Magic.link offers “passwordless login” via email links or social accounts, eliminating the need to remember complex private keys or seed phrases. While this convenience attracts many Web2 users, it also creates a centralized attack surface. When Magic.link’s system is compromised, all Polymarket users relying on it face potential fund theft.
Ironically, user funds are actually stored on-chain, with fully decentralized and secure settlement. But because login authentication is controlled centrally, hackers can compromise user accounts through Magic.link, authorizing transfers. This hybrid architecture—“decentralized settlement + centralized authentication”—inherits vulnerabilities from both models rather than advantages.
The report also distinguishes two often-confused concepts in crypto markets: trading volume as a measure of adoption, and probability outputs as a measure of information content. It notes that incentive schemes can boost market activity but do not necessarily improve the quality of predictive signals. CertiK states that fake trades remain prevalent, citing research estimating that during airdrop hype peaks, fake trade volume on some platforms can reach 60%.
A 60% fake trade ratio means that over half of the trades are driven by token rewards rather than genuine prediction demand. This distortion can mislead outsiders—including potential institutional users—about liquidity depth and organic participation. However, CertiK emphasizes that a more critical issue is whether these noisy probability signals remain useful. While fake trades inflate volume metrics, they have not yet compromised price accuracy, and probability outputs remain reliable for predictions.
If there is a single tail risk that runs through the entire industry’s growth, it is settlement—the step of converting probabilities into cash. CertiK describes oracle manipulation as a primary attack vector, since market resolution mechanisms directly control fund distribution. The report also notes that ambiguous market definitions have led to disputes on all major platforms in 2025, especially when political or controversial official results create gray areas.

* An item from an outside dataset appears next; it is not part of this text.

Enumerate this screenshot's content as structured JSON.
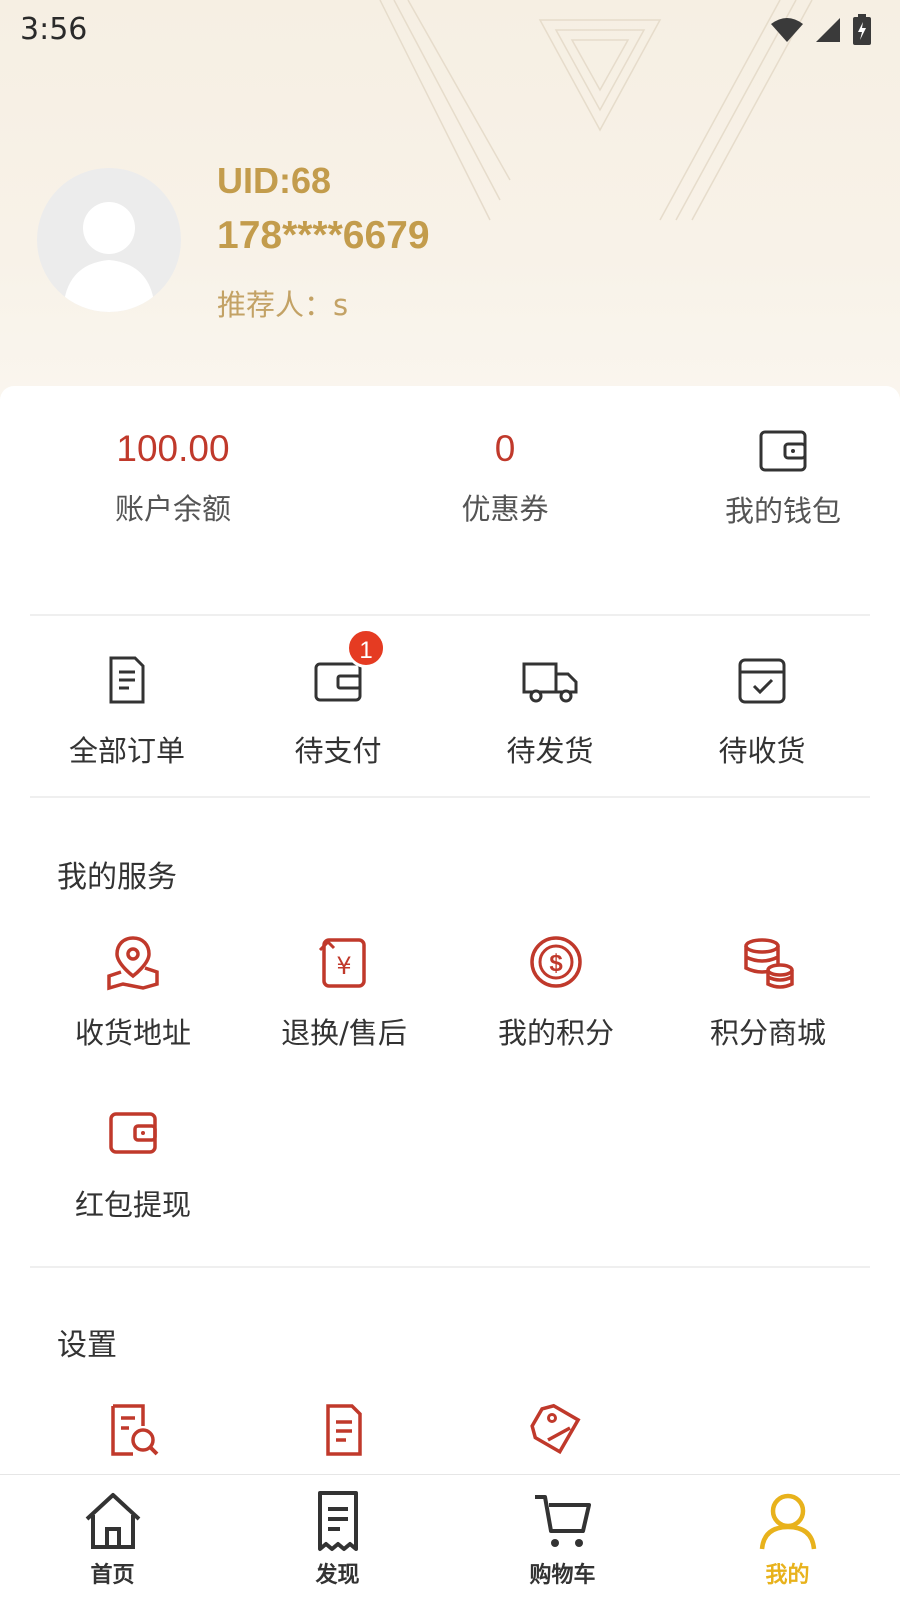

It depicts the main resolution models used by mainstream platforms. Polymarket employs UMA’s optimistic oracle, which automatically resolves unless challenged within a window, with disputes escalating to UMA token holder voting. Kalshi uses centralized arbitration, with human arbitrators resolving disputes based on authoritative sources. Opinion relies on consensus oracles, where designated parties must agree on the outcome.
Optimistic Oracle (Polymarket): Fast resolution but large traders can manipulate votes during disputes
Centralized Arbitration (Kalshi): Predictable but requires full trust in platform operators’ fairness
Consensus Oracle (Opinion): Decentralized authority but depends on incentivized, honest designated resolvers
As prediction market scale expands, these trade-offs become harder to ignore. If these were merely niche crypto phenomena, occasional disputes might be tolerable. But once market probabilities appear in mainstream media or are used by institutions for risk decisions, governance crises could emerge.
From a technical perspective, ideal prediction markets would be fully decentralized end-to-end: decentralized identity, decentralized trade execution, and decentralized oracle resolution. Currently, all major platforms compromise decentralization at some point to improve user experience or meet compliance. Whether these compromises will hinder mainstream adoption remains to be seen.